Thanks to a life-sized, black-spotted fiberglass cow in their southeast-side front yard, sisters Terry and Sandy Karnatz have a daily reminder of their mother, Velma, and a special Christmas morning twenty-two years ago.

“Our mom was always talking about life on the farm–she grew up on one as a sharecropper in Hickoria, Arkansas–and how she loved cows,” says Terry. “So I decided to pull a Christmas prank on her.”

Terry sketched what she thought were cows at Domino’s Farms, then built a wooden frame covered in chicken wire. A cattle rancher friend later told her that her result bore more resemblance to a female buffalo, and a return visit to Domino’s confirmed her friend’s observation–but by then “Buttercup” had already taken shape.

She worked in the driveway of their Marshall St. home. “It was freezing outside, and I had to wear gloves,” she recalls. “Man, was it cold!” She covered the chicken wire with fiberglass she bought from a boat shop and painted Buttercup white; Sandy added black spots.

On Christmas morning, they secured Buttercup to the roof of Terry’s car and drove her across town to their parents’ home on Morningside. The drapes were drawn in the front window, allowing the sisters to surreptitiously position Buttercup on blocks in the front yard.
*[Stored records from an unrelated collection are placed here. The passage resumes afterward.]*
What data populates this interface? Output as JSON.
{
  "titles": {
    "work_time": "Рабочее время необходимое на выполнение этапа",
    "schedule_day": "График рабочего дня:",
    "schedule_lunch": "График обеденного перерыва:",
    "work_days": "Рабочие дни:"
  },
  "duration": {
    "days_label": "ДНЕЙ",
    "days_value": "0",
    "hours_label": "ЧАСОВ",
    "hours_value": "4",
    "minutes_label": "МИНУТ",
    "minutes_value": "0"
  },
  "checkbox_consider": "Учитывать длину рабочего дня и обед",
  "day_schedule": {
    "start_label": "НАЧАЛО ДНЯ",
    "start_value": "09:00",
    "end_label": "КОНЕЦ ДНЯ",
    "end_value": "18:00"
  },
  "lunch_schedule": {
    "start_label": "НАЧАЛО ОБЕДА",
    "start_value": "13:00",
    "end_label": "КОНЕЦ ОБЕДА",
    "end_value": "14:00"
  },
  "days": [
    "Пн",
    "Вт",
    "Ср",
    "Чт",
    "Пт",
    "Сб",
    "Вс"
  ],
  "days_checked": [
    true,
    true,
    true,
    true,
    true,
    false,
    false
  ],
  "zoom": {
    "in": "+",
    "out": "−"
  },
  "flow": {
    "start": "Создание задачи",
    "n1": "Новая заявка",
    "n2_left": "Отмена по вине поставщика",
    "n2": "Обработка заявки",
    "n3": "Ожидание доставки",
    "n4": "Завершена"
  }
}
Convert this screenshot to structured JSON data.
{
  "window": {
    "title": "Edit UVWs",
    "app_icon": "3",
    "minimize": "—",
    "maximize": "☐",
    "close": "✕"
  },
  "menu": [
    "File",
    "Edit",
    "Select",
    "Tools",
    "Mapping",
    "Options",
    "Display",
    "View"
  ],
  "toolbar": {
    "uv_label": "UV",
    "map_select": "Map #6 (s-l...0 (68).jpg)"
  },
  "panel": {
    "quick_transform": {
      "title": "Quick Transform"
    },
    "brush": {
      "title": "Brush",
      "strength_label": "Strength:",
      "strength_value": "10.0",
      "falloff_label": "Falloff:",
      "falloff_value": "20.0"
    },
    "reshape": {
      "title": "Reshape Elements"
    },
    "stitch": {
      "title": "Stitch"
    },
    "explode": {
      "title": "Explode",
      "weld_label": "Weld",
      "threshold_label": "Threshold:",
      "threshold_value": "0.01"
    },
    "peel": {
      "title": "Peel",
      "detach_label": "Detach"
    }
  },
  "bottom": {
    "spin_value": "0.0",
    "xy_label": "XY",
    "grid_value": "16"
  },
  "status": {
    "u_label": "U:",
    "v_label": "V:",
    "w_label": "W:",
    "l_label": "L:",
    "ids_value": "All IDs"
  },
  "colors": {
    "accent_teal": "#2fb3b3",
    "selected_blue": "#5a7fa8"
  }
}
“After we finished unwrapping presents, I said, ‘Mom, I think Santa left you one more gift,’ and had her open the curtains,” Terry recalls. “I never saw such a look on her face. She first thought it was a real cow and then realized it wasn’t.”

Moved to the back yard, Buttercup contentedly grazed air on Morningside until Velma passed in 2013. She then returned to Marshall St., where she now resides in the company of a number of statues that Sandy has collected, including a tiger, turtle, dragon, owl, cat, dog, and Virgin Mary.

This past summer, a life-sized ceramic alligator appeared in the yard, courtesy of a neighbor who found “Al” in his dad’s barn. The sisters periodically move Al and Buttercup around the yard. Sometimes Al is positioned coming out of the arbor vitae as if to attack; other times he and Buttercup nuzzle nose to nose.

Terry says that quite a few people stop, and some drivers hit the curb when they’re rubbernecking to get a better view of Buttercup. A woman who runs a day care down the street sometimes brings her young charges to visit. Like Velma, some elderly neighbors are especially fond of Buttercup, nostalgically recalling their days of farm living.

True to her holiday heritage, “last year we put Christmas lights on her with a battery pack that lasts about a month,” says Terry. “We’ll do the same this year.”